Tidak mungkin ada orang yang menjalani hidup tanpa menyesap sekalipun rasa sakit serta penyesalan. Tidak mungkin ada orang yang menjalani hidup tanpa sedikitpun menikmati manisnya dendam dan perihnya tragedi. Tidak mungkin ada orang yang menjalani hidup tanpa sekalipun menertawai hidup sebagai komedi abadi. Tidak mungkin itu terjadi padamu, dan juga padaku. Kita dengan penuh keterpaksaan harus lahir dalam keadaan menangis dan disambut oleh teman-teman orangtua yang bersuka cita, paradoksnya, kita harus mati tersenyum sebagai tanda pulang pada Tuhan dan teman-teman beserta keluarga melepas dengan haru dan duka. Dan Brown menjuduli perjalanannya ke neraka sebagi the divine comedy, lalu apalagi kalau hidup tidak lebih dari sekedar bagaimana kita menggunakan perspektif?
Inilah yang absurd dalam hidup. Seabsurd Shisipus yang mendorong batu ke puncak lalu menggelinding kembali ke bawah. Seabsurd hidup Albert Camus yang mati konyol menyambar pohon. Lewat hidup, aku belajar bahwa selisih jarak antara komedi dan tragedi hanya setipis helai rambut, sama tipisnya dengan jembatan neraka. Bahwa karya-karya teatrikal Yunani yang mencoba memformulasikan tragedi, tidak lebih dari komedi bila dilihat dari sisi berbeda. Dan komedi sendiri, adalah tragedi yang kita tertawakan.

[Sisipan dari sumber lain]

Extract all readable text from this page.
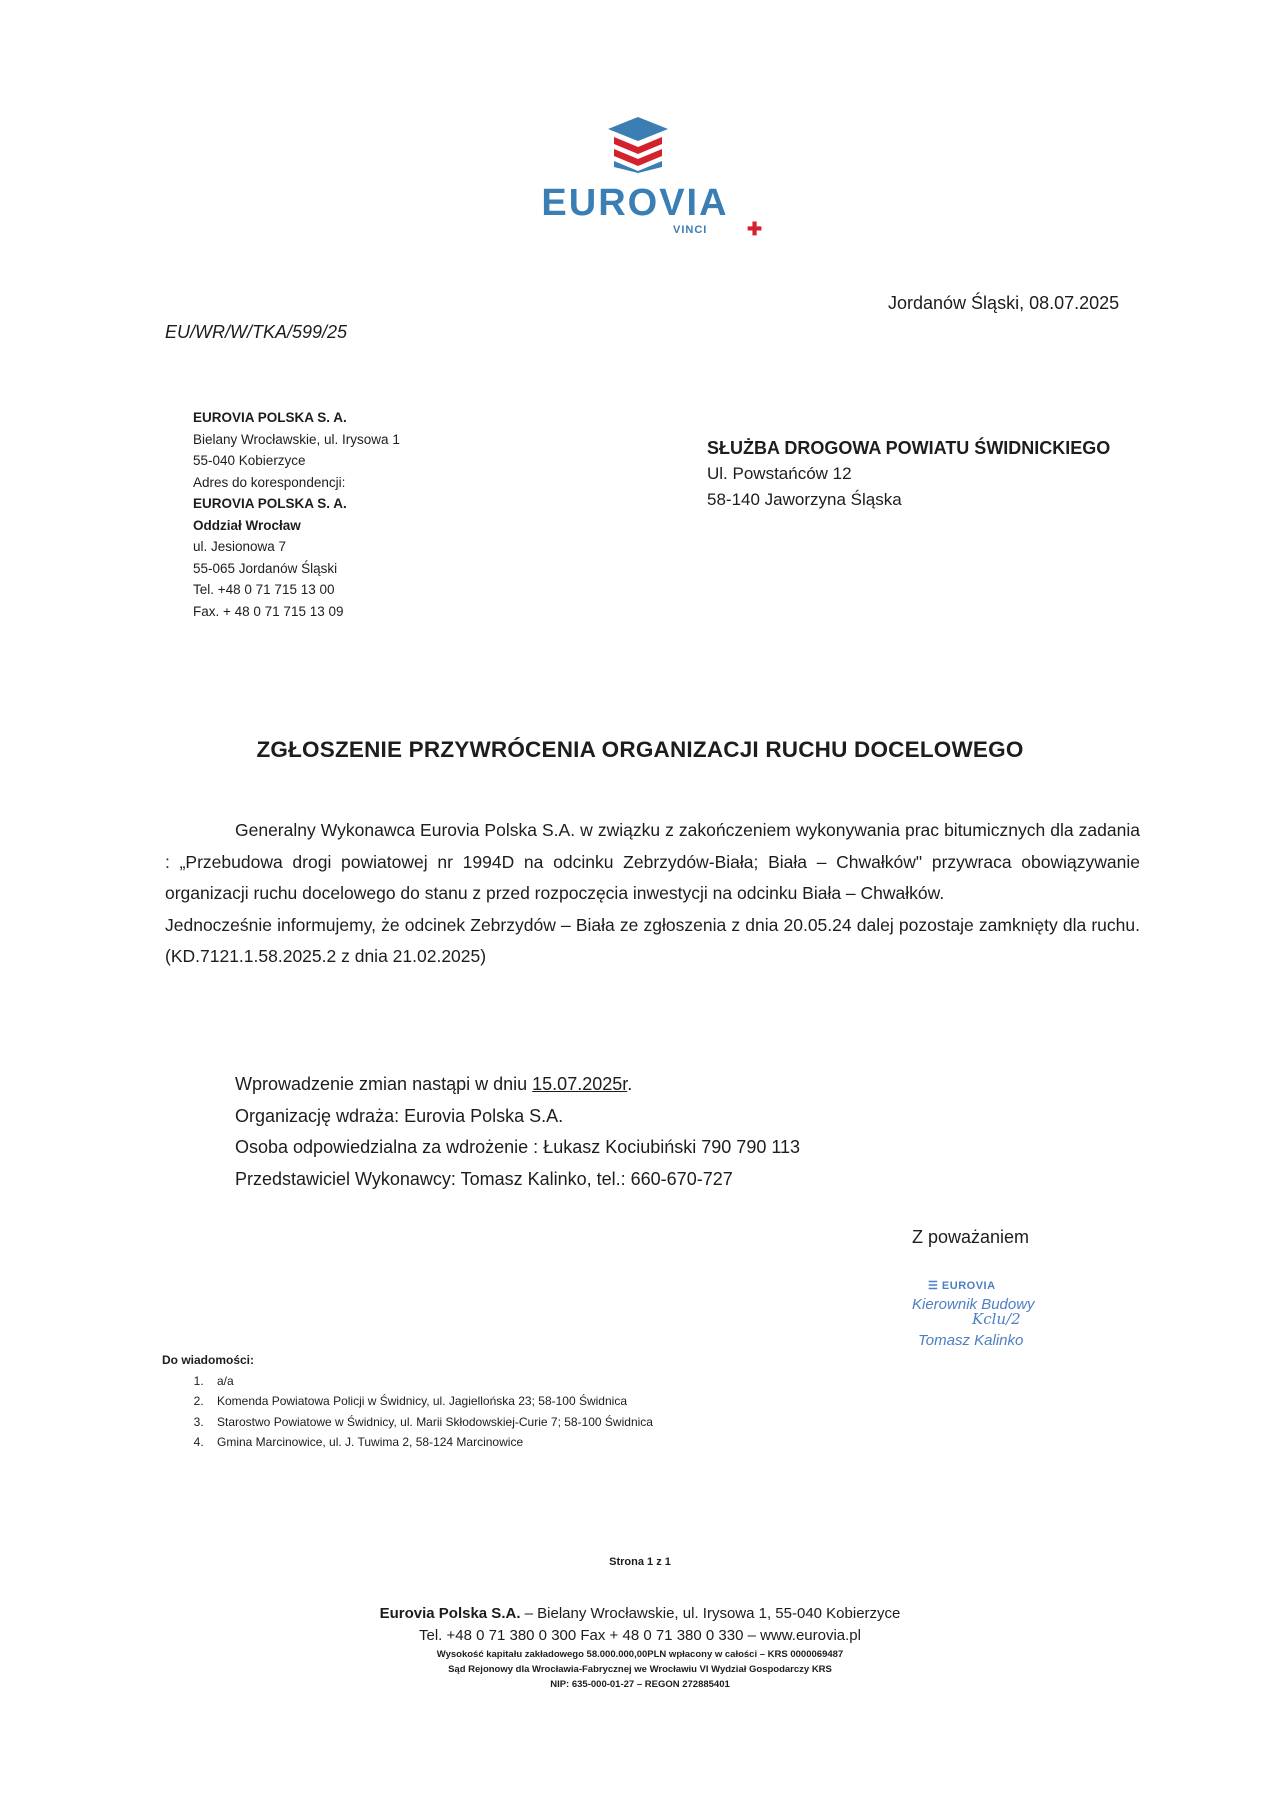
EUROVIA
VINCI ✚
Jordanów Śląski, 08.07.2025
EU/WR/W/TKA/599/25
EUROVIA POLSKA S. A.
Bielany Wrocławskie, ul. Irysowa 1
55-040 Kobierzyce
Adres do korespondencji:
EUROVIA POLSKA S. A.
Oddział Wrocław
ul. Jesionowa 7
55-065 Jordanów Śląski
Tel. +48 0 71 715 13 00
Fax. + 48 0 71 715 13 09
SŁUŻBA DROGOWA POWIATU ŚWIDNICKIEGO
Ul. Powstańców 12
58-140 Jaworzyna Śląska
ZGŁOSZENIE PRZYWRÓCENIA ORGANIZACJI RUCHU DOCELOWEGO

Generalny Wykonawca Eurovia Polska S.A. w związku z zakończeniem wykonywania prac bitumicznych dla zadania : „Przebudowa drogi powiatowej nr 1994D na odcinku Zebrzydów-Biała; Biała – Chwałków" przywraca obowiązywanie organizacji ruchu docelowego do stanu z przed rozpoczęcia inwestycji na odcinku Biała – Chwałków.

Jednocześnie informujemy, że odcinek Zebrzydów – Biała ze zgłoszenia z dnia 20.05.24 dalej pozostaje zamknięty dla ruchu. (KD.7121.1.58.2025.2 z dnia 21.02.2025)

Wprowadzenie zmian nastąpi w dniu 15.07.2025r.
Organizację wdraża: Eurovia Polska S.A.
Osoba odpowiedzialna za wdrożenie : Łukasz Kociubiński 790 790 113
Przedstawiciel Wykonawcy: Tomasz Kalinko, tel.: 660-670-727
Z poważaniem
☰ EUROVIA
Kierownik Budowy
Kclu/2
Tomasz Kalinko
Do wiadomości:
1. a/a
2. Komenda Powiatowa Policji w Świdnicy, ul. Jagiellońska 23; 58-100 Świdnica
3. Starostwo Powiatowe w Świdnicy, ul. Marii Skłodowskiej-Curie 7; 58-100 Świdnica
4. Gmina Marcinowice, ul. J. Tuwima 2, 58-124 Marcinowice
Strona 1 z 1
Eurovia Polska S.A. – Bielany Wrocławskie, ul. Irysowa 1, 55-040 Kobierzyce
Tel. +48 0 71 380 0 300 Fax + 48 0 71 380 0 330 – www.eurovia.pl
Wysokość kapitału zakładowego 58.000.000,00PLN wpłacony w całości – KRS 0000069487
Sąd Rejonowy dla Wrocławia-Fabrycznej we Wrocławiu VI Wydział Gospodarczy KRS
NIP: 635-000-01-27 – REGON 272885401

Komedi dan tragedi adalah dua saudara kembar yang sebenarnya beda nama, yang butuh identitias agar kita identifikasi secara berbeda. Dalam filsafat komedi Raditya Dika, aku belajar bahwa untuk menimbulkan sesuatu komedi yang punya daya tarik untuk ditertawakan, kita hanya perlu melakukan punchline yang tepat, sehingga apa yang dipikirkan penonton ternyata berbanding terbalik dengan yang terjadi. Kurang lebih rumusnya sama dengan tragedi, kita menonton suatu pentas drama yang pada wajarnya kita anggap akan menemui ending bahagia, eh malah Romeo mati bunuh diri diikuti oleh Juliet. Rupanya tragedi dan komedi tidaklebih dari permainan perspektif, yaitu seni mempermainkan das sein (apa adanya) dan das sollen (yang seharusnya), sebuah rumus untuk melahirkan masalah. Jika ingin menjadi tragedi, ratapilah. Jika ingin menjadi komedi, tertawailah.